Sean B. Goldrick served four years as a Democratic member of the BET. He lives in Riverside.
Last month, Republican BET member, Bill Drake, published an oped (“How Greenwich Officials Used the General Fund for Education this Year”) riddled with distortions and misleading claims. Here we’ll set the record straight.
Drake claimed in his oped that 58% of Greenwich’s operating budget goes to fund our public school system. Not true. The recently approved Greenwich BOE budget for FY2021 totals $163.4 million. That represents just over 36% of the town’s total operating budget of $448.4 million. The BOE’s non-salary personnel costs, which are listed in the budget under “fixed costs,” total $45 million. So the total cost of our public schools comes to $208.4 million, just over 46% of the town’s budget.
Contrary to Drake’s insinuation that Greenwich spends a great deal on education, that 46% figure actually ranks far below virtually every other suburban municipality in the state. Indeed, most comparable suburban Connecticut towns allocate a vastly higher percentage of their total budgets, between 60%-75%, to fund their school systems. A key reason that our school system’s budget comprises such a small proportion of the budget is that Greenwich enrolls the smallest percentage of its school-aged children in its public school system of any municipality in Connecticut.
Drake made more factual errors when claiming that, “Since our General Fund pays for nearly all our spending, 58 percent of the $19.1 million drawn from the fund is the portion allocated to schools.” That is incorrect for two reasons. First, the public schools budget comprises just 46% of total spending, not 58%. The second error is his assumption that the $19.1 million “use of fund balance” to balance the FY21 budget goes evenly to all town departments; it doesn’t.
In the upcoming 2021 fiscal year, the BET allocated $4.1 million of the $19.1 million “use of fund balance” to The Nathaniel Witherell, the town-owned and -operated nursing home and rehab facility. That $4.1 million represents 21% of the total use of fund balance. That means that, net of the allocation to TNW, the percentage going to the BOE budget is just over a third of the total, not the 58% claimed.
Drake claims that the upcoming budget’s use of $19.1 million from cash reserves to balance the budget is, “the largest amount used in my years on the BET and probably the largest amount ever.” He’s wrong on both counts. The town of Greenwich allocated $19.7 million from fund balance in FY2017; Drake was a member of the BET at the time. Drake then asserts that, “The figures show that we used a record amount of the fund to support the full extent of town spending, and schools are always the majority of our spending.” The use of fund balance was not a “record”; the “majority” of of fund balance is not going to schools, since the schools budget has not comprised a majority of the town budget for many years.

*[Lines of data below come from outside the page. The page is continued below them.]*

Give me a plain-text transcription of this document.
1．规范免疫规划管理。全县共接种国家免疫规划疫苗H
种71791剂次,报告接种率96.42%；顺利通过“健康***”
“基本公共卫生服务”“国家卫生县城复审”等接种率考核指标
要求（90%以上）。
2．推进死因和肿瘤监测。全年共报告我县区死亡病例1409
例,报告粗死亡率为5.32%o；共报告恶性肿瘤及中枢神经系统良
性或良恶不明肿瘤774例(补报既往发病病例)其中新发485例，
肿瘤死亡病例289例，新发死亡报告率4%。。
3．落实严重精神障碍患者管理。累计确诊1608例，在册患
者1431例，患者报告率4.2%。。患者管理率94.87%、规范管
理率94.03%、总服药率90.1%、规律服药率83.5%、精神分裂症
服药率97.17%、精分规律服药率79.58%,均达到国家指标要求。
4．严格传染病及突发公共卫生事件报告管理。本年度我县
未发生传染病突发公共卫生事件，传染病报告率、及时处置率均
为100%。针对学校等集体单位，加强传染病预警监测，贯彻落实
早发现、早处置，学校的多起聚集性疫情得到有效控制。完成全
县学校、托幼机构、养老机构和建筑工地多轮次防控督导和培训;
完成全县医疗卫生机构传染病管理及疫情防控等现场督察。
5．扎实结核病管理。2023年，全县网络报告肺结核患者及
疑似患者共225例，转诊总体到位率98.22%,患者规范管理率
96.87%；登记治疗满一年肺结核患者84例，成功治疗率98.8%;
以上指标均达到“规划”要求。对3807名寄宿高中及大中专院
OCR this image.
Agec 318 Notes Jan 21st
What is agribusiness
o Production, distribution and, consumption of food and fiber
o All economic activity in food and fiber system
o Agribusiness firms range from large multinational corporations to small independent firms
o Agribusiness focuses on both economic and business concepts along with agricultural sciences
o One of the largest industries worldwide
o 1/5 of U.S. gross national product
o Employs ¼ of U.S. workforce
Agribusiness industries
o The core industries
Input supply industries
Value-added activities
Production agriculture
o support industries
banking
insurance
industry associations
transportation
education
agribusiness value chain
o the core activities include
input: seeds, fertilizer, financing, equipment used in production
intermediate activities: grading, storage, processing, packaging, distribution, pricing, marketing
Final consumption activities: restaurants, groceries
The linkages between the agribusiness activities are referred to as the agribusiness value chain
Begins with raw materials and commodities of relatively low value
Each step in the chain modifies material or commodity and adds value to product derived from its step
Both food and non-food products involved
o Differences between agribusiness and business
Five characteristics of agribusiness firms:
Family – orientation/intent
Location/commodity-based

Indeed, not only did the use of fund balance not stop his fellow Republicans from slashing $3.1 million from the BOE budget, Drake also fails to mention that the use of $19.1 million from fund balance still leaves over $40 million in the general fund balance untouched, and more than $50 million in cash reserves. So despite the fact that the general fund balance is there precisely to be utilized in situations of economic uncertainty to avoid damaging and painful cuts to critically important municipal services, such as public education, Drake and the BET Republicans left tens of millions in cash reserves untouched, while slashing millions from our schools.
There’s one more important point that Drake left out: Virtually every fiscal year, despite “allocating” millions from cash reserves to balance Greenwich’s operating budget, those cash reserves not only don’t contract, they actually increase. Indeed, preliminary estimates show that despite allocating $15.3 million from reserves to balance the just completed FY20 budget, cash reserves remain unchanged from a year ago: $76 million. So not only did the BET Republicans cut the schools budget by more than $3 million while leaving tens of millions untouched in cash reserves, they made the cuts knowing full well that cash reserves likely won’t end up being utilized at all.
Drake closes his oped by claiming, “We have tried to balance the interests of schools, parents, students, residents, and taxpayers. This budget and tax rate are inspired by respect for every citizen.” Nothing could be further from the truth. Drake and his fellow Republicans displayed a total lack of respect for the wishes of Greenwich parents who overwhelmingly demonstrated their desire to preserve education funding. The BET Republicans ignored the values of the community by enacting major cuts to school spending, despite having ample resources available that could easily have prevented those cuts.
That’s not “respect for every citizen,” that’s contempt. I hope this “clears up the confusion.”